Il est de cette race-là. Celle des goleadors. Sans passements de jambes ni enjolivures, il ne s’embarrasse pas de fioritures. Dépourvu de technique superlative : il marque des buts. Sa précision légendaire et sa dextérité hors-normes auraient pu faire de lui un parfait assassin ou le plus éminent des chirurgiens, il est footballeur. A Heerenveen, son entraineur lui dit d’observer Bergkamp, de tout faire comme lui. Mais lui n’a pas l’aisance de l’ancien Gunner, il n’a pas la vitesse et l’explosivité d’un Henry, on ne peut pas lui mettre d’étiquette, de référence, il se moque des labels. Lui, il marque des buts. « Certains, comme Ronaldo, y jouent, moi je travaille au football ».  En cinq saisons à Manchester United, il en marquera, des buts. 150 pour être exact, dont 149 depuis l’intérieur de la surface. Ne comptez pas sur lui pour s’exiler sur un coté, ou faire des courses à en perdre haleine balle au pied. Mettez-le plutôt les yeux bandés, dos aux cages dans un rectangle bondé de défenseurs. Conscient du placement du gardien, de ses gardes du corps, il vous attrapera la lucarne à coup sûr, d’une manière ou d’une autre, en choisissant soigneusement la surface du pied idoine, en assujettissant toute sa grande carcasse  au service de la position idéale.



Méfiez-vous de lui, autant que des clichés du journalisme sportif moderne. Ne dénigrez pas ses buts de « raccroc » à deux mètres des cages, admirez plutôt la course préalable de 40 mètres, le calcul pour se placer entre les défenseurs et le gardien, son positionnement à l’endroit exact, au moment même où le portier va relâcher la balle. Cela pourra sans doute vous aider à différencier l’instinct pur de l’intelligence classique, de séparer la clairvoyance de la chance, le génie du talent. Les Inzaghi, Raùl, Van Nistlerooy, qui contemplent aujourd’hui leurs puissantes ruines, n’ont jamais vraiment brillé. S’ils ont resplendi un jour, c’est uniquement par leur absence. On a tendance à beaucoup regretter les joueurs capables de marquer deux buts sur une demie-occasion. Mais s’ils sont là, l’idée de les voir marquer est naturelle. On oublie presque de les féliciter. De les admirer.

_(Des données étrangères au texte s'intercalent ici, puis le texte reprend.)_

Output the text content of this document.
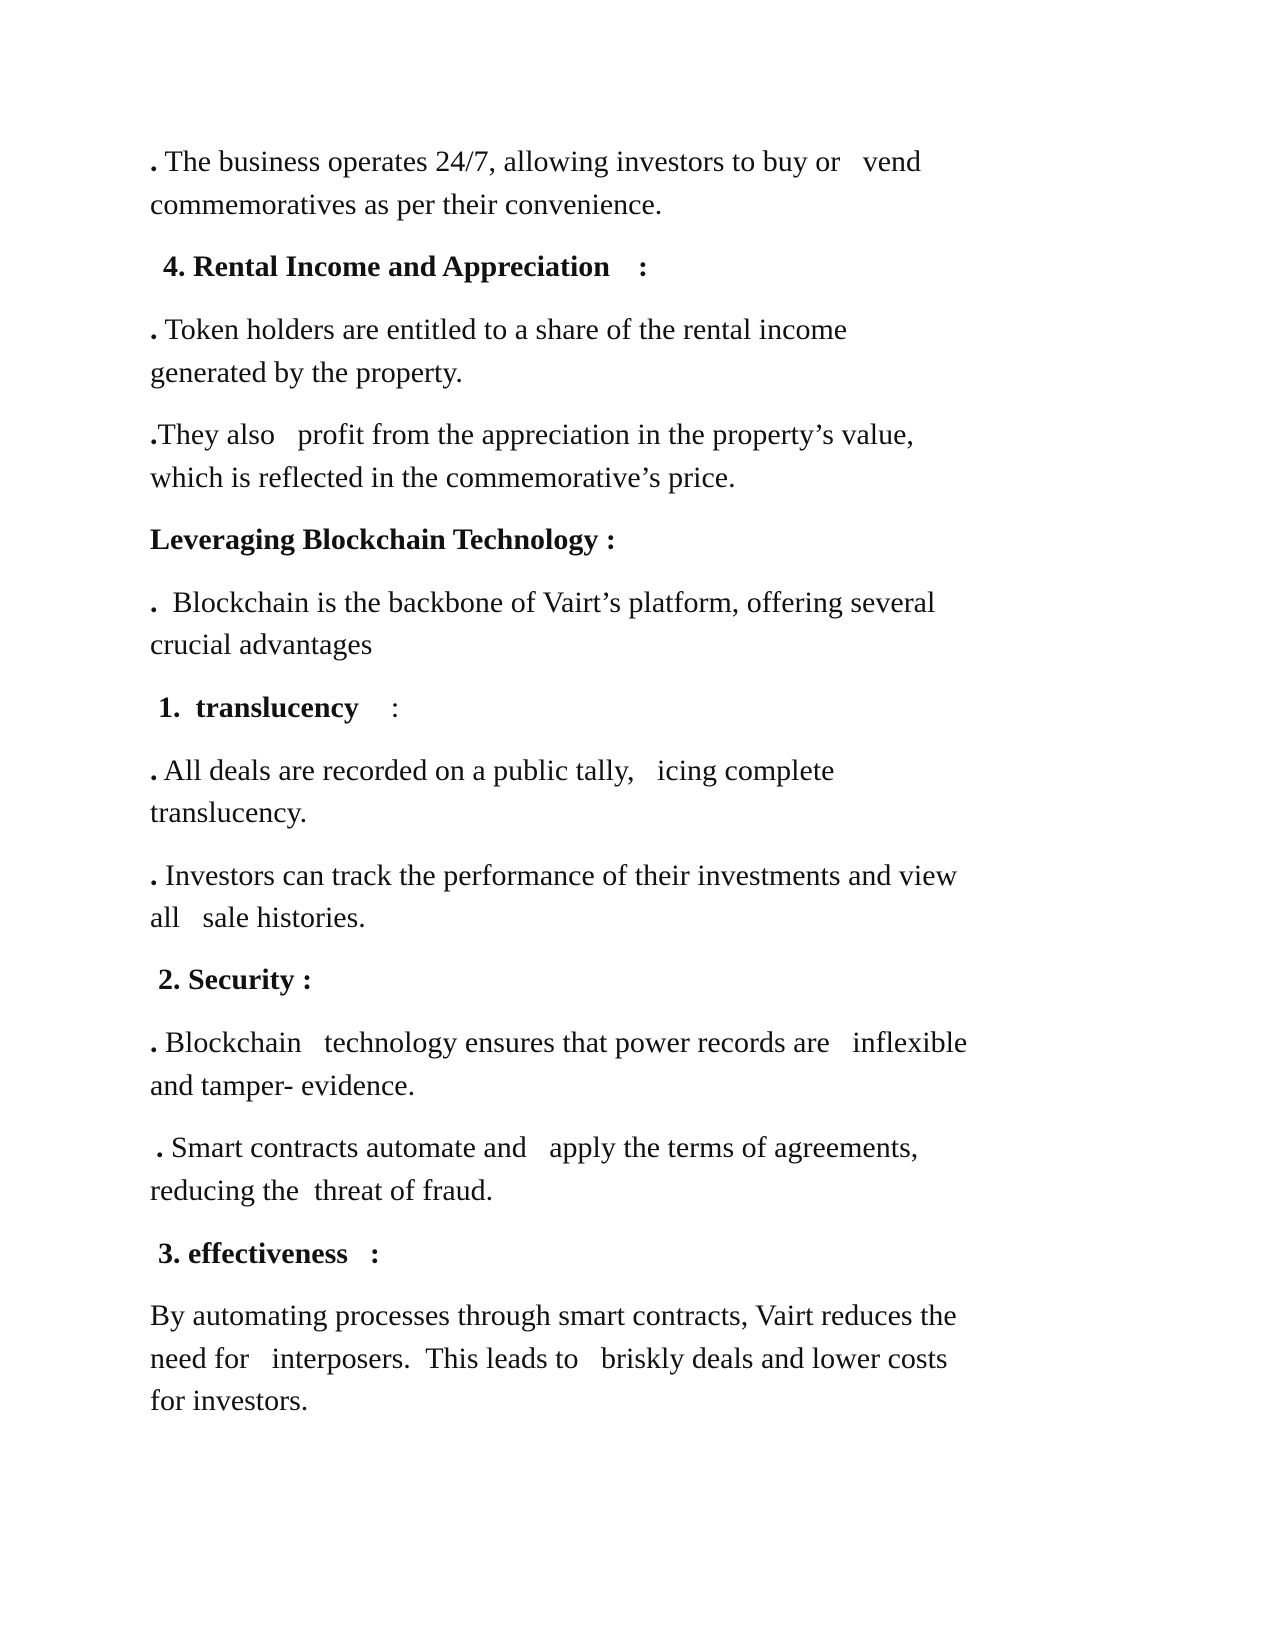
. The business operates 24/7, allowing investors to buy or   vend
commemoratives as per their convenience.
4. Rental Income and Appreciation :
. Token holders are entitled to a share of the rental income
generated by the property.
.They also   profit from the appreciation in the property’s value,
which is reflected in the commemorative’s price.
Leveraging Blockchain Technology :
.  Blockchain is the backbone of Vairt’s platform, offering several
crucial advantages
1. translucency :
. All deals are recorded on a public tally,   icing complete
translucency.
. Investors can track the performance of their investments and view
all   sale histories.
2. Security :
. Blockchain   technology ensures that power records are   inflexible
and tamper- evidence.
. Smart contracts automate and   apply the terms of agreements,
reducing the  threat of fraud.
3. effectiveness :
By automating processes through smart contracts, Vairt reduces the
need for   interposers.  This leads to   briskly deals and lower costs
for investors.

"Ruuuuuuuuuuuuuuuuuud". Un cri rituel. Comme pour féliciter un guerrier dans une arène. Comme le signal d’un orgasme collectif. Comme un hommage assidu. Ce cri là, des milliers de gens l’ont poussé en même temps, régulièrement. Au rythme des banderilles plantées par un torero impitoyable avec les gardiens. Meilleur buteur des trois championnats où il a évolué,  Ruud ne connait pas de temps d’adaptation, il n’a pas besoin d’apprendre la langue pour tirer la sienne à ses adversaires. En 2006/2007, il arrive dans un Real malade, en fin de cycle, en fin d’époque, et en devient le symbole. Sobriété, efficacité, conquête. Il est l’avatar de Maitre Capello sur le terrain, la personnification de ses consignes. Il finira Pichichi. Le Real, champion d’Espagne pour la première fois en quatre ans de disette. Après toutes ces campagnes, le recordman de buts sur une saison de C1 (14 réalisations ! 2e meilleur buteur de l’épreuve reine sans y avoir participé cette saison) a, plus que quiconque,  gagné le droit au repos. Pourtant, il s’est lancé un ultime défi. Pas pour assurer une triviale pérennité à ses oboles. C’est un vrai défi sportif. Réussir Hambourg battant, gagner sa place parmi l’aréopage de la sélection nationale hollandaise et jouer une dernière Coupe du Monde. Comme pour nous rappeler que le crépuscule, même celui des idoles, c’est toujours le moment où la lumière est la plus belle.